Outros exemplos podem ser dados para elucidar este fenómno da integração económica. Basta recordar o «crash» bolsista americano de 1929 e a onda de choque provocada à escala mundial.

As duas grandes guerras, embora centradas na Europa, repercutiram-se em todo o mundo e, sobretudo, se no pós 1945 analisarmos a clivagem Este –Oeste vemos a sua repercussão desenvolver-se a nível planetário, não havendo nenhum continente que escapasse a esta rivalidade soviético-americana.

Então em que se distingue a actual fase de Globalização das precedentes?
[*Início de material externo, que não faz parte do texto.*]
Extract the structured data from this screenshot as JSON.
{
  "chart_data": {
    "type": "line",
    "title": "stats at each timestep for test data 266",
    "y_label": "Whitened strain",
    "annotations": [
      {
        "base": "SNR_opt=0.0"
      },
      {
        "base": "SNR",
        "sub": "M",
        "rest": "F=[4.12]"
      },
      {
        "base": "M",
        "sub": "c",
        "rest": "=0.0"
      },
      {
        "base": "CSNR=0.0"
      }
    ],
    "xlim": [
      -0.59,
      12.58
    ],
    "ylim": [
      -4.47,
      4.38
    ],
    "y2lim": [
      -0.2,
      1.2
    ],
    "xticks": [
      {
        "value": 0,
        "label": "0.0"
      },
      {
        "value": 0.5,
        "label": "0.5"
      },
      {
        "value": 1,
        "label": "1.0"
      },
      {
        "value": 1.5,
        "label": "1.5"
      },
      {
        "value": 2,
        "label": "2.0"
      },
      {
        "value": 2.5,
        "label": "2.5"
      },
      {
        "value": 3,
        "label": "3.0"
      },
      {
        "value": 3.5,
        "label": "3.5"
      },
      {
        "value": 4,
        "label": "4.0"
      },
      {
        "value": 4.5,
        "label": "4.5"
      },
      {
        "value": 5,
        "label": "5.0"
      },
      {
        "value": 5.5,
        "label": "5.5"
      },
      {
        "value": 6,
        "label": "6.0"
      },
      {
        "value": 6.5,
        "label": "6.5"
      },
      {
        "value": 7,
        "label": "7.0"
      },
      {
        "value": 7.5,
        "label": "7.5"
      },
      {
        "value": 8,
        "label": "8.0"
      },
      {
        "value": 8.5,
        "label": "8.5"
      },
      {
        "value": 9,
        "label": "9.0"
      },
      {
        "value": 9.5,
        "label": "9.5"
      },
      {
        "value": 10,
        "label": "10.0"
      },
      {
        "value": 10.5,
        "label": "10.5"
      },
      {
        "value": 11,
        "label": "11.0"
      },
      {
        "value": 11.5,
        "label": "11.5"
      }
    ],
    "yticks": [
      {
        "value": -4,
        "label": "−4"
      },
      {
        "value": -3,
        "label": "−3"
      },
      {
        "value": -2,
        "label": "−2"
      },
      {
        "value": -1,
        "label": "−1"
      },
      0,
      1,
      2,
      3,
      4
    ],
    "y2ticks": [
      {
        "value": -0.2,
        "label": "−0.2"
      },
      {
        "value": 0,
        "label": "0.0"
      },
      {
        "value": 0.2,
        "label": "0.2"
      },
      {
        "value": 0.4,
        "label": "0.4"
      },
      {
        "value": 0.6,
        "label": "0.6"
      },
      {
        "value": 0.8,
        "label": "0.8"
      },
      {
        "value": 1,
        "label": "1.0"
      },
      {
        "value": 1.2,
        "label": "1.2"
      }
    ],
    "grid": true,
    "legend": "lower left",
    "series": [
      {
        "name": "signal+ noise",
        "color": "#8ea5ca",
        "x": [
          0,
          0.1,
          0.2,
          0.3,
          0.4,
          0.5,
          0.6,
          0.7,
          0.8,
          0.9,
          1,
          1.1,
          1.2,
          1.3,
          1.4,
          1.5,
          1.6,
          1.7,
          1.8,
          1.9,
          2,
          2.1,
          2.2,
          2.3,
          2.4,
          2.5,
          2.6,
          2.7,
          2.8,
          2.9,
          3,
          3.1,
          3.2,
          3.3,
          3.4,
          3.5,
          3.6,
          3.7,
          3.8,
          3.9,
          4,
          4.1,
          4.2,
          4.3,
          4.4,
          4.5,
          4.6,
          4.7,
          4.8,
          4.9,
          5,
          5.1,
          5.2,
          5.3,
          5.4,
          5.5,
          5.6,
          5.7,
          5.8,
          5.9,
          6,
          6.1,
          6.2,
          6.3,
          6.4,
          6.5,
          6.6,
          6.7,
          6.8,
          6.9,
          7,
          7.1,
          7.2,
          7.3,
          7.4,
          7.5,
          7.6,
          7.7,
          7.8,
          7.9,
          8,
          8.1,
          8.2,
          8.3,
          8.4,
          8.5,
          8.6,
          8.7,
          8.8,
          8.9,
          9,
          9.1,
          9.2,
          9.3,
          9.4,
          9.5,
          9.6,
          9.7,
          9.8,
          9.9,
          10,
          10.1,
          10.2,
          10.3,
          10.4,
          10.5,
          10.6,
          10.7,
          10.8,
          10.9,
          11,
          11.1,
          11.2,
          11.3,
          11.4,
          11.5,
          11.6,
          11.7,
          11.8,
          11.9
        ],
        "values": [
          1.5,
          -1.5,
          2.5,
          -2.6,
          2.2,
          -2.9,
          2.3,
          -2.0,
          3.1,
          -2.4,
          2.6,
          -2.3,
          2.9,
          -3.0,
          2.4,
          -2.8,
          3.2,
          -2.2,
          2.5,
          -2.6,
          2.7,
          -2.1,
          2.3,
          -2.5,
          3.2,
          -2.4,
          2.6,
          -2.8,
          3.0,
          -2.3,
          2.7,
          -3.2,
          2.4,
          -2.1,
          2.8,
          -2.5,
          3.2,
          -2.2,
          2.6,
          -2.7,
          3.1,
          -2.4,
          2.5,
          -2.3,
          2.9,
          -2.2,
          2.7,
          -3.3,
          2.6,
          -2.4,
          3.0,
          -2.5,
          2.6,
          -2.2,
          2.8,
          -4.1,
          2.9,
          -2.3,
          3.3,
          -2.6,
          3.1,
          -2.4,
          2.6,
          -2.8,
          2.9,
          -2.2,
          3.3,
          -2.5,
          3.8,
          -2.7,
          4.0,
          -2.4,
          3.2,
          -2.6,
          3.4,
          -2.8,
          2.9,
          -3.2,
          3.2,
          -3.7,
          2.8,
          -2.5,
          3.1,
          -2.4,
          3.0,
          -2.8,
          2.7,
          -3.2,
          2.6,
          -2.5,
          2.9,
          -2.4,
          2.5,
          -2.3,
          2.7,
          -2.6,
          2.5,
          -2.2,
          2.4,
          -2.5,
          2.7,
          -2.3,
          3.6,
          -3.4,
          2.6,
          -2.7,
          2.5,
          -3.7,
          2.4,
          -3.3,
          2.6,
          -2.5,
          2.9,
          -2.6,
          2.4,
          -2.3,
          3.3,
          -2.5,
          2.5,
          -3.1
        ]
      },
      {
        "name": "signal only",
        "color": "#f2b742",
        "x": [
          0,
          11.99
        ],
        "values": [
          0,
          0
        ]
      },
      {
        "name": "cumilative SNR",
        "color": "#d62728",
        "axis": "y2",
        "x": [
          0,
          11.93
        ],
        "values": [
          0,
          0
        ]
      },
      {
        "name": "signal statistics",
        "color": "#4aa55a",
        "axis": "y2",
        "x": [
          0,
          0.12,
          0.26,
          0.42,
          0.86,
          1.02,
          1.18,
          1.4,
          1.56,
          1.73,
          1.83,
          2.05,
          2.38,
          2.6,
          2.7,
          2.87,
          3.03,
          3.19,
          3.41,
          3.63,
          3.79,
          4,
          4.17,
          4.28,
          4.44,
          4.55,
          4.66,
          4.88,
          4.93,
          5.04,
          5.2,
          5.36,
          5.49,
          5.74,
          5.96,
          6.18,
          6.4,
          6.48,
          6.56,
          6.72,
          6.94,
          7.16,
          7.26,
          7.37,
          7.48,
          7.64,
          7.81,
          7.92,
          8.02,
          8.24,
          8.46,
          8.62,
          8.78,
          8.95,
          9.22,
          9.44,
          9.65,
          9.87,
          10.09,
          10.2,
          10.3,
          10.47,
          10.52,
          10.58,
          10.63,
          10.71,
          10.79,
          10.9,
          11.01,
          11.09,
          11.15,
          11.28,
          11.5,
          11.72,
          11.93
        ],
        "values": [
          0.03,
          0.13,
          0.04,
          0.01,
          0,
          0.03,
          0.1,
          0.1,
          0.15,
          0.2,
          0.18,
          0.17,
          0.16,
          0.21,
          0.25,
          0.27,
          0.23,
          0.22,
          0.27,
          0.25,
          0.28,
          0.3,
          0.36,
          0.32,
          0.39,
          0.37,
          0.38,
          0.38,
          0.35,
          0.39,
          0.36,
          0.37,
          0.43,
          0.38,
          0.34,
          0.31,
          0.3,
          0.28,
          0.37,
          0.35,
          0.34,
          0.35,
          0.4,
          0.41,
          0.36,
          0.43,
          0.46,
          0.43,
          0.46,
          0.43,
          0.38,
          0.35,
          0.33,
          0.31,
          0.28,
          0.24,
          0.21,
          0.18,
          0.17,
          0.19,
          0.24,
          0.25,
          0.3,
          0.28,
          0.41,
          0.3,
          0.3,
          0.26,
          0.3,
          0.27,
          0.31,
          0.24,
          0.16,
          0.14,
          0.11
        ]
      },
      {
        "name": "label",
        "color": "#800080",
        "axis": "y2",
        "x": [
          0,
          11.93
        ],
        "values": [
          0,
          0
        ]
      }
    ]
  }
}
A actividade económica é hoje marcada por uma velocidade sem precedentes graças ao desenvolvimento tecnológico disponível. Vejamos as diferenças. O tempo de repercussão do «crash» de 1929 demorou três anos a fazer a volta ao mundo, enquanto o de 1987, com a mesma origem em Wall Street, demorou vinte e quatro horas a atingir todas as principais praças financeiras mundiais, o que significa o esmagamento do espaço e do tempo traduzindo-se em diferenças radicalmente novas do processo evolutivo.

As repercussões são também de novo teor. Os constrangimentos geográficos tornam-se pouco significativos e, em matéria de economia, o quadro nacional cede o terreno às redes mundiais de empresas.

Mas a globalização não pode ser entendida apenas como a abertura de fronteiras e de mercados. A globalização é um fenómeno muito mais abrangente: atinge as pessoas, as sociedades, os valores, os comportamentos, a cultura, graças aos efeitos dos Media, do turismo e das relações de negócios.

Oportunidade ou maldição?

O fenómeno da globalização tem gerado e vai continuar a gerar reações contrastadas.

Uns entendem a globalização como o vector mais seguro à escala mundial para espalhar a prosperidade e os valores da democracia. Para estes a globalização corresponde à idade de ouro em que a tecnologia não só resolverá as necessidades humanas como os conflitos.

Outros assimilam globalização à americanização do planeta, ou seja, a fonte de desigualdades. Para estes, globalização é o império das multinacionais, o mundo dos computadores onde deixa de haver privacidade e se gera a desumanização.

Parafraseando Heródoto, «o Egipto é um dom do Nilo», a globalização poderia/á ser também um dom para a Humanidade se se avançar com a receita utilizada no Nilo construindo barragens e diques para enfrentar e estancar o furor das cheias, fonte de desgraça dos agricultores egipcios até então e tornar as cheias benéficas uma vez dominadas.

Com a globalização dá-se o mesmo fenómeno: Como construir as barragens e os diques?!!. Na ausência de organismos globais de regulação e controlo, cada vez mais está a ser fonte de enormes dificuldades para grande parte da Humanidade porque o seu processo está a avançar de forma desregrada e pouco ajudam definições como a de Percy Barnevik, presidente da ABB, para quem a globalização é «a liberdade para cada sociedade do meu grupo de investir onde e quando quiser, de produzir o que quiser, de comprar e de vender o que quiser, tudo suportando o menor dos constrangimentos possíveis em razão da legislação social».